While many avoid off-seasons of certain tourist destinations, I’m here to encourage you to do the opposite. Read more about my incredible off-season experience on the famous island of Ibiza.
Traveling as a study abroad student comes with many advantages, as well as disadvantages. These disadvantages include opting to book the cheapest flights possible—in order to snag fabulous deals to ~swankier~ places like Ibiza, one must book in off-season months.
So I did what any responsible study abroad student did during my two-week long reading period; I booked a two-week holiday.
Ibiza, being the go-to destination for young people that it is, was only a $15 ticket away; a deal my friends and I just couldn’t pass up.
We arrive at our four-day Ibiza excursion late at night and hungry. Since the rumor is that Spaniards eat late, we venture out of our accommodating hostel in search of food. As it turns out, off-season on the San Antonio side of the island doesn’t have much open around 11 pm. We wander about ten minutes down to the water and find a few larger restaurants open.

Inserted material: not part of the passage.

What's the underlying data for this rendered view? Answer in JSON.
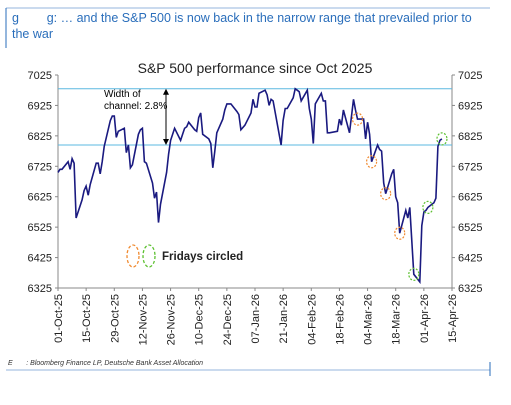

The menus are huge and serve nearly anything; clearly made for accommodating tourists. Restaurants like this are common throughout Europe tourist destinations as a whole, as they can accommodate most travelers with a wide variety of foods like pizza, pasta, salads and of course traditional cuisine. These are the few places that make enough profit and can afford to keep their businesses open throughout winter and spring off-season months. By the time we leave the island we eat at this restaurant twice for dinner. If only I could remember the name; simply because the seafood and paella were everything I could have asked for.
As for other meals throughout our days on the Balearic Island, we end up stumbling upon a few go-to breakfast and lunch spots. I mostly opt for breakfast foods like scrambled eggs on toast with lox, one morning I also end up trying my first ever acai bowl and it was impressive.
Since the weather was still warm enough to relax on the beaches, which thankfully in off-season made them out to be vacant with people, I opt for a café freddo (iced coffee, slightly out of this world because of how amazing it was) with breakfast as well as freshly squeezed juices once or twice a day. Just because it wasn’t tourist season didn’t mean it wasn’t the season for fresh fruit!
The only downside of Ibiza in its off-season would have to be the nightlife; which is one of the islands main characteristics. While I stayed on the San Antonio side, a side still possessing the famous nightlife of Ibiza but more focused on beach-life, there wasn’t much nightlife happening while I was there.